Norton Thanks Issa for His Support for Equal Treatment for D.C. after Announcing He Would Not Seek Reelection
WASHINGTON, D.C.—Congresswoman Eleanor Holmes Norton (D-DC) today issued the following statement after Representative Darrell Issa (R-CA) announced he would not seek reelection. From 2011-2015, Issa served as chair of the Oversight and Government Reform Committee (OGR), which has jurisdiction over the District of Columbia.

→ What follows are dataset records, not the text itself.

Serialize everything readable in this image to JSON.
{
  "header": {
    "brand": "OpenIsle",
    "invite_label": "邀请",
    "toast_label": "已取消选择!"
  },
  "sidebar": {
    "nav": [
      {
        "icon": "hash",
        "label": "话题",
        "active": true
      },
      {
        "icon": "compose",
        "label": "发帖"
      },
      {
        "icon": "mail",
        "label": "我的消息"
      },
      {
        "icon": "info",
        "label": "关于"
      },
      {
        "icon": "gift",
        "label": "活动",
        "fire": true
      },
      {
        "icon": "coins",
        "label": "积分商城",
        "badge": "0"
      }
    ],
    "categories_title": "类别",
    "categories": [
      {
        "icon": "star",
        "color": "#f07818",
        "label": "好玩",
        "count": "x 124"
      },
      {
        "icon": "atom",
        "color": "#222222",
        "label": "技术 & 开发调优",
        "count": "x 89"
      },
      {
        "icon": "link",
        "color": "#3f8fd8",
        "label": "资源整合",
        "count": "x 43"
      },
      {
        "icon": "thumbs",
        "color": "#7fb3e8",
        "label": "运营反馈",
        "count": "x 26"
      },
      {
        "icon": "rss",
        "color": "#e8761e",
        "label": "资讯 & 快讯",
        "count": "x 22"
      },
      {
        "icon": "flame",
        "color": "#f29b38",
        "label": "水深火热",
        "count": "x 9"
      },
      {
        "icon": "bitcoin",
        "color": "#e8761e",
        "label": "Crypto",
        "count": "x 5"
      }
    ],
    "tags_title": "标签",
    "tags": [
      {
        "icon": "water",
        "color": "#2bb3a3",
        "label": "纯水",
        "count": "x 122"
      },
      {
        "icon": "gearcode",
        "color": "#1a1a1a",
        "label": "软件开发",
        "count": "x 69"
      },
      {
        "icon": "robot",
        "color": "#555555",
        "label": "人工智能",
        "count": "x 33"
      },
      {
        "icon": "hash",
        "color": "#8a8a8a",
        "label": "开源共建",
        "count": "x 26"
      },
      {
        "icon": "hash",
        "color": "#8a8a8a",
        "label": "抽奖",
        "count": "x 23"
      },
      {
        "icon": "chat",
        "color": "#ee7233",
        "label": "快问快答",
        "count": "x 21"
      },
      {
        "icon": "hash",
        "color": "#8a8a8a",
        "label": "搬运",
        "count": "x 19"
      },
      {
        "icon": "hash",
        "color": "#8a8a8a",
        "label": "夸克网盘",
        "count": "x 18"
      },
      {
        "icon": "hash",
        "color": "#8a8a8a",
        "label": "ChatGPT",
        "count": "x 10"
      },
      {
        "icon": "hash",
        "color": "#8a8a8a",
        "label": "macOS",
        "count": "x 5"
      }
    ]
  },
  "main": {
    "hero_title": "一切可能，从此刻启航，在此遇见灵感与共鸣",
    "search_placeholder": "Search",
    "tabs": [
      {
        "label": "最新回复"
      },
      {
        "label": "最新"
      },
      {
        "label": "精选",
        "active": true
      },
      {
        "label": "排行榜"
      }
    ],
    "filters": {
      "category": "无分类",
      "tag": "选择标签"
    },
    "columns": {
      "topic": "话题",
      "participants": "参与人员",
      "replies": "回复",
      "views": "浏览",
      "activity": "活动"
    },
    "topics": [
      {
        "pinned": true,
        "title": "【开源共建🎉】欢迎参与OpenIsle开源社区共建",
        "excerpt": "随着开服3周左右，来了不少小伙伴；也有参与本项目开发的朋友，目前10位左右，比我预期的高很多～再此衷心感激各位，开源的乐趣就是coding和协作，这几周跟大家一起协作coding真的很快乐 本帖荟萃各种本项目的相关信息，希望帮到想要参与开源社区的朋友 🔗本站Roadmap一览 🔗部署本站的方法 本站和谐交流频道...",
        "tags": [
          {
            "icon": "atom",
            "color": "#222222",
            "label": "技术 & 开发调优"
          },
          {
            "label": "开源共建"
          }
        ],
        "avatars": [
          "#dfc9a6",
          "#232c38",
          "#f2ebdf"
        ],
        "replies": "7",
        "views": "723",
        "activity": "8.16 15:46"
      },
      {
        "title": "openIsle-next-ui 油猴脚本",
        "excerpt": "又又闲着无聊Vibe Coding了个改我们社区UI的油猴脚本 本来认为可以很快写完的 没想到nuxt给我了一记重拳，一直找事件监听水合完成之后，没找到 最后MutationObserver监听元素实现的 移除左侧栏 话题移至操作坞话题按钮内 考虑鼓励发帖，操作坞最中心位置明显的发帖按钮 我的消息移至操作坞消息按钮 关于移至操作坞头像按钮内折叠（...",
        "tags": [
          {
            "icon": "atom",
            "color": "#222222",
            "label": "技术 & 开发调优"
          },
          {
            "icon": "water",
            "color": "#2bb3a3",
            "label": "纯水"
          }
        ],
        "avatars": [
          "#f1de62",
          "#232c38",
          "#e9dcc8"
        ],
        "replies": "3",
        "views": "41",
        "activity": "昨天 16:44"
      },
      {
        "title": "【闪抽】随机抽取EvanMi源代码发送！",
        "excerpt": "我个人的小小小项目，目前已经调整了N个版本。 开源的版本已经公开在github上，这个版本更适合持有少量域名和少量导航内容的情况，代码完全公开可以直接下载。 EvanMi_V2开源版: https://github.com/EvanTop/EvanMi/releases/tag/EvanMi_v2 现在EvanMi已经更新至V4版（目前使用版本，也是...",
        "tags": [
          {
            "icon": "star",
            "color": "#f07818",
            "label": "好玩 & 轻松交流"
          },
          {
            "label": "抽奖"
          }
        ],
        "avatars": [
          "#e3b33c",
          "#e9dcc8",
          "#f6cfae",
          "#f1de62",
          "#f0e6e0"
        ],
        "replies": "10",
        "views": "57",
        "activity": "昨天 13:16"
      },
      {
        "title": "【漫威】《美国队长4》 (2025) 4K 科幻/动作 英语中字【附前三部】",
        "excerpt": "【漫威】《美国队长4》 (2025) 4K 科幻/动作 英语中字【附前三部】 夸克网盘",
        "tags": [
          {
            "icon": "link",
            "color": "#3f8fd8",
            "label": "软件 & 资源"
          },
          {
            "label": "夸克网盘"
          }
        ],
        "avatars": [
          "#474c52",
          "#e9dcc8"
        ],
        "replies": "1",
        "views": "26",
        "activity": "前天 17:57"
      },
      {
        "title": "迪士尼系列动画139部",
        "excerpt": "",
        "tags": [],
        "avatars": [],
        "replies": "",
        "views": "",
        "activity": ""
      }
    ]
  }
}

“Representative Issa, as a Republican, and I, as a Democrat, did not always see eye to eye, but when he served as Oversight Committee chair, we developed a strong relationship in our work on the District of Columbia,” Norton said. “I was initially concerned at the beginning of his tenure as chair when he held a virtually unprecedented authorizing committee hearing on D.C.’s local budget. However, at that hearing, we learned that Chairman Issa held hearings to actually hear and learn from testimony. After hearing from the District’s leaders and independent experts, Chairman Issa embraced budget autonomy for the District of Columbia and worked tirelessly on the issue. He also worked with me to get the D.C. government exempted from federal government shutdowns and even introduced a bill to permanently allow D.C. to avoid shutting down when the federal government shuts down. Most recently, he was the only Republican in committee who voted last year against a disapproval resolution to nullify D.C.’s medical aid-in-dying law, saying that while he opposed the policy itself, he respected the right of D.C. residents to decide their own local laws. Representative Issa treated D.C. with fairness and respect, and set a model for how Republicans and Democrats can work in a bipartisan fashion to find ways for Congress to assist the nation’s capital while respecting local government.”
Issa voted for the D.C. House Voting Rights bill on the floor in 2007. As OGR chair, he worked with Norton to get her two bills that were necessary for the Wharf development project in Southwest through Congress. He also helped her pass several other bills for D.C., including improving court operations, increasing the Chief Financial Officer’s salary to make it easier to recruit top talent, and giving D.C. more flexibility on when to schedule special elections.